Monday, June 7, 2010

Restaurant Quality Caesar Salad, Complete with Croutons and Dressing

My Romaine Lettuce was fully grown and ready to harvest. I had raw Parmesan cheese from the organic market. Nothing left but to develop a Caesar Salad worthy of my high quality ingredients. Thank goodness for a quiet, rainy Sunday when there’s recipe development to be done.

If you are on the Core Plan, your crouton options include whole grain bread. Just toast it and rub it with fresh cut garlic, then slice it into cubes. If you are on the Advanced Plan, you do not have the bread option, but the crouton substitutions are easy. One option is to use whole raw walnuts or pecans for croutons. We used Parmesan Tuiles (a kind of cookie) broken into pieces once cooled. There are many ways to make the tuiles, but the method below allows make-ahead preparation.

The salad is so delicious, the crouton question will not be an issue. The recipe will serve 4, so make a party of it.
Enjoy.

Parmesan Tuiles

Ingredients:
1 cup freshly grated raw or imported Italian Parmesan Cheese. For best results, grate with a micro-plane or other grater that produces a fine grate.
Yield: 4 to 5 tuiles
(If you have lots of raw Parmesan on hand, you may want to double this amount.)

Preparation:
Preheat the oven to 350ºF. Line a baking sheet with parchment paper. For each tuile, spread 3 tablespoons of the grated cheese on the paper to form a 3-inch round.

Bake until golden brown, about 12 minutes. Cool for 1 minute.

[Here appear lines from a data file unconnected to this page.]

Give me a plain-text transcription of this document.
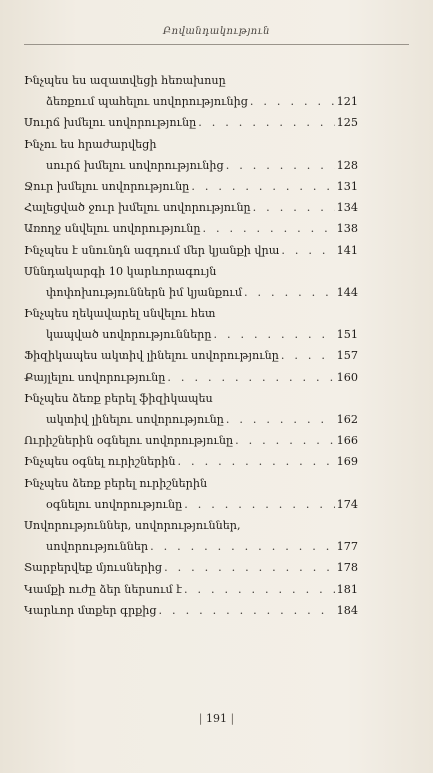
Բովանդակություն
Ինչպես ես ազատվեցի հեռախոսը
ձեռքում պահելու սովորությունից . . .	121
Սուրճ խմելու սովորությունը . . .	125
Ինչու ես հրաժարվեցի
սուրճ խմելու սովորությունից . . .	128
Ջուր խմելու սովորությունը . . .	131
Հալեցված ջուր խմելու սովորությունը . . .	134
Առողջ սնվելու սովորությունը . . .	138
Ինչպես է սնունդն ազդում մեր կյանքի վրա . . .	141
Սննդակարգի 10 կարևորագույն
փոփոխություններն իմ կյանքում . . .	144
Ինչպես ղեկավարել սնվելու հետ
կապված սովորությունները . . .	151
Ֆիզիկապես ակտիվ լինելու սովորությունը . . .	157
Քայլելու սովորությունը . . .	160
Ինչպես ձեռք բերել ֆիզիկապես
ակտիվ լինելու սովորությունը . . .	162
Ուրիշներին օգնելու սովորությունը . . .	166
Ինչպես օգնել ուրիշներին . . .	169
Ինչպես ձեռք բերել ուրիշներին
օգնելու սովորությունը . . .	174
Սովորություններ, սովորություններ,
սովորություններ . . .	177
Տարբերվեք մյուսներից . . .	178
Կամքի ուժը ձեր ներսում է . . .	181
Կարևոր մտքեր գրքից . . .	184
| 191 |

Using a metal spatula, transfer the tuiles to another piece of parchment paper and cool completely. Use immediately or store in an airtight container for up to 24 hours. For the Caesar Salad “croutons,” break cooled tuiles into bit sized pieces.

Caesar Salad Dressing

Ingredients:
1/2 cup extra virgin olive oil
4 cloves fresh garlic, peeled, then smashed and minced, or grated with a micro-plane
1/4 cup freshly squeezed lemon juice (plus more to taste if desired)
4 ounces raw or Imported Italian Parmesan cheese, grated
1 teaspoon anchovy paste, or 1-2 anchovies, smashed and minced
2 egg yolks
freshly ground black pepper (1/4 teaspoon or to taste)
1/2 teaspoon salt (optional)
Note: Anchovy Paste is widely available in grocery stores and specialty markets. Be sure to check the label, though, because some anchovy paste products contain canola oil. You don't want that.

Preparation:
In the salad bowl, whisk together the olive oil and garlic. Let this mixture stand for half an hour to infuse the olive oil with the garlic flavor.
Add anchovies and egg yolks to the oil and garlic mixture. Whisk until creamy. Add salt and pepper and 1/4 cup of lemon juice. Whisk in half of the Parmesan cheese. Taste, add more lemon juice to taste. The lemon should give an edge to the dressing, but not overwhelm it.
Add torn Romaine Lettuce (approximately 1 or 2 large, or 3 small heads) and toss to coat the lettuce leaves with the dressing. Add the Parmesan Tuile “croutons” and the remainder of the Parmesan Cheese, and toss to serve.